Weil das Bundesliga-Training aber nur einmal im Monat stattfand, begann er im vergangenen Jahr, beim TSV Timmerlah zu trainieren. «Ich kam hier her, alle waren fremd und haben mich super aufgenommen», berichtete er. «Sie mussten erstmal lernen, mir den Ball nicht auf links, sondern auf meinen rechten Fuß zu spielen.» Auch die Gegner mussten sich auf die neue Situation einstellen: «Am Anfang sind sie immer zaghafter in die Zweikämpfe gegangen.»

Stellfeld erzielte auch schon ein Tor in einem Punktspiel. Und rein regeltechnisch zählt die Gehstütze als verlängerter Arm. Berührt der Ball die Krücke, wird es als Handspiel gewertet. «Die Zweibeiner sind natürlich immer schneller als ich mit Krücken», sagte er. Das versuche er aber, mit einem guten Stellungsspiel auszugleichen.

Auch seine Mitspieler freuen sich über den Zuwachs in der Mannschaft: «Das Zusammenspiel mit Ralf funktioniert sehr gut», sagte Stürmerkollege Wegener. «Auf drei Beinen ist es doch langsamer als auf zwei. So haben wir die Devise ausgegeben, dass Ralf vorne bleibt und die anderen dann eben mehr laufen müssen.»

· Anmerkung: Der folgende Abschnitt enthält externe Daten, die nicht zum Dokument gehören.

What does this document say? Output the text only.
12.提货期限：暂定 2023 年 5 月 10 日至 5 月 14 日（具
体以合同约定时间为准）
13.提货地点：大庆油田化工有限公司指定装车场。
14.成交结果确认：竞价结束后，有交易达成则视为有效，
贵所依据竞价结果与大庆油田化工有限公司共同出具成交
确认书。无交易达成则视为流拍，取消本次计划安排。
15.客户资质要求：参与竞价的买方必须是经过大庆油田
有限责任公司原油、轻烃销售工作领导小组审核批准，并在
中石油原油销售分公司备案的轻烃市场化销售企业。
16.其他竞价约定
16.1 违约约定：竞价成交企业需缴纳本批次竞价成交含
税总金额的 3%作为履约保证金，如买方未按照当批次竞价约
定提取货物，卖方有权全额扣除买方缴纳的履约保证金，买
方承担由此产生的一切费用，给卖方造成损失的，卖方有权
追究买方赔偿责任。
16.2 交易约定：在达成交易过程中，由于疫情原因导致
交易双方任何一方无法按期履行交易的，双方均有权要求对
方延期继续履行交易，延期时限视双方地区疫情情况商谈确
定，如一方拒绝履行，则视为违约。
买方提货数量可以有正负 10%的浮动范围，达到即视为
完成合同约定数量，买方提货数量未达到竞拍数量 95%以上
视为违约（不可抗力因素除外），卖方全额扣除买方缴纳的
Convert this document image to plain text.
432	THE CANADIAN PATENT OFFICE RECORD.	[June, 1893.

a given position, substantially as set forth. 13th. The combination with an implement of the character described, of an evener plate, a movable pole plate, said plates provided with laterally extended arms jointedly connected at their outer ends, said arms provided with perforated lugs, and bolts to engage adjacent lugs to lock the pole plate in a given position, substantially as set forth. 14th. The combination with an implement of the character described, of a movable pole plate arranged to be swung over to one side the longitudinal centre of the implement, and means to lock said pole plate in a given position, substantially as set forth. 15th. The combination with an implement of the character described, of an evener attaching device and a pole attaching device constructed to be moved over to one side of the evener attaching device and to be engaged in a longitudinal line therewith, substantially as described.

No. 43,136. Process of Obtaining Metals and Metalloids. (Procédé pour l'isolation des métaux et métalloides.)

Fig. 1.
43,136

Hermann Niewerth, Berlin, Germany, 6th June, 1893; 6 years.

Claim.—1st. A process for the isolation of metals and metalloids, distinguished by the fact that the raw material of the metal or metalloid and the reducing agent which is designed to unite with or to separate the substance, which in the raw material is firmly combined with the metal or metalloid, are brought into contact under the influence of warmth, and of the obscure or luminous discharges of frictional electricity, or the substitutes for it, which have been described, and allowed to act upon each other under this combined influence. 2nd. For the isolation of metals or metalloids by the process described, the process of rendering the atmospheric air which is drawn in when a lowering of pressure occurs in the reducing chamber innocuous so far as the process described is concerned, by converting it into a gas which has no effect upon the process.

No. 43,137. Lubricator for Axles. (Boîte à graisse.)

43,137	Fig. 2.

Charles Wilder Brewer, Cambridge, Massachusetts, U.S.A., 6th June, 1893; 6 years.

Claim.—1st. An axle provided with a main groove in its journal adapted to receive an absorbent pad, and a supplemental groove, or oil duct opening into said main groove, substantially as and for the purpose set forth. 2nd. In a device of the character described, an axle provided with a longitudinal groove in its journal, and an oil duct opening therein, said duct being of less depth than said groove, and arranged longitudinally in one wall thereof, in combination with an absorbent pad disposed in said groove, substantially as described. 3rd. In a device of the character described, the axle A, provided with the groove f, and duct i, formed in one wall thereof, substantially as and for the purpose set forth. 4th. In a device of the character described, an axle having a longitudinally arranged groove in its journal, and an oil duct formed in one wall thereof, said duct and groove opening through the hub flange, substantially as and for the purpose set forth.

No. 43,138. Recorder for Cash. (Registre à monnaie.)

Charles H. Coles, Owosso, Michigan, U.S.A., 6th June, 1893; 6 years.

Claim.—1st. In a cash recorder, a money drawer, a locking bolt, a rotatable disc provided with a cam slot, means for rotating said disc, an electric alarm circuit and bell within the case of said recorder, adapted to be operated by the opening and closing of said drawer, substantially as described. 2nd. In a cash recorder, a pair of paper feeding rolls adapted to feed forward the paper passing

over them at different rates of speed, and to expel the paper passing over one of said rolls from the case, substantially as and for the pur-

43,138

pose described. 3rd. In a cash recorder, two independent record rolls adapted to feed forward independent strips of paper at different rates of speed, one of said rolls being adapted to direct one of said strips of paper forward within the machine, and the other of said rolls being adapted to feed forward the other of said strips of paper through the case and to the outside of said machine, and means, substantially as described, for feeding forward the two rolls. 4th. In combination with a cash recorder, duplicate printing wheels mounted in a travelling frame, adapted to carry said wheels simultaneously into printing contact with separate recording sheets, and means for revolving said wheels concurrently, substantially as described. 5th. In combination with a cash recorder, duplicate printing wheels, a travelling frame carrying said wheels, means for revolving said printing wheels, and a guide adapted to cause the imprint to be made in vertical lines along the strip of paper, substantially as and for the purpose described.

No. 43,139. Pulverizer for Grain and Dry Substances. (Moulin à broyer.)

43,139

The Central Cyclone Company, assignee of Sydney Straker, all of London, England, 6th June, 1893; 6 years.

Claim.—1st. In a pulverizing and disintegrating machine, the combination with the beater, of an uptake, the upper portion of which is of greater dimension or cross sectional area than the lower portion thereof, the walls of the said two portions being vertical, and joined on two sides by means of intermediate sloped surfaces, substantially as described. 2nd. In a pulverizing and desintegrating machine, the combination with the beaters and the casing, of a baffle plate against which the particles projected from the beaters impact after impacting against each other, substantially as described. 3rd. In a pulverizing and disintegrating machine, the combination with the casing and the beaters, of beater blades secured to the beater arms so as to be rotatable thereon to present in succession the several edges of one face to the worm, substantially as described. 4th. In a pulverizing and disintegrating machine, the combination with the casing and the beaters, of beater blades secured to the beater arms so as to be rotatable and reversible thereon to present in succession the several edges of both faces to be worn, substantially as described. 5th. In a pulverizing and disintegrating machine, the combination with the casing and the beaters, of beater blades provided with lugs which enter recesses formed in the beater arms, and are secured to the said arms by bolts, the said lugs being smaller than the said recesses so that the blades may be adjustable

Für den Präsidenten des Deutschen Behindertensportverbandes, Friedhelm Julius Beucher, zeigt dieser Fall, zu welchen sportlichen Höchstleistungen Menschen mit Beeinträchtigungen in der Lage sind. «Solche Beispiele sollten Schule machen und sollten vielleicht auch die Hemmnisse beseitigen, die manche Menschen und auch Verbände haben, was die Zulassung von Spielerinnen und Spielern mit Beeinträchtigung in ihren Spielbetrieben angeht», sagte er der Deutschen Presse-Agentur.

Noch viele Barrieren in den Köpfen

In der Leichtathletik trainierten sehr viele Sportler aus dem Parasportbereich gemeinsam mit olympischen Athleten gemeinsam, sagte Beucher. Auch bei Wettkämpfen treten sie gegeneinander an. Dass Stellfelds Fall im Fußball weiter einmalig ist, zeige: Es gibt nach wie vor noch viele Barrieren in den Köpfen. «Über allem muss stehen: Teilhabe, wo es möglich ist, möglich zu machen», sagte Beucher.

Auch Stellfeld hofft, dass er bald nicht mehr der einzige Amputierte ist, der für den regulären Spielbetrieb zugelassen ist. «Ich bin froh, diese Lücke im DFB geöffnet zu haben», sagte er. «Vielleicht gibt es jetzt einen Anstoß, dass der ein oder andere auch mitmachen kann und es immer mehr werden. Ich wünsche mir, dass sich immer mehr Amputierte trauen, das Bein in die Ecke zu stellen, die Krücken in die Hand zu nehmen und Fußball zu spielen.»

Stellfelds Ziele für die Zukunft sind groß. Er möchte im nächsten Jahr den Aufstieg mit seiner Mannschaft schaffen. Auch die Europameisterschaft im Amputierten-Fußball findet 2024 statt. «Da versuche ich mich richtig fit zu machen, damit ich dann dabei sein kann.»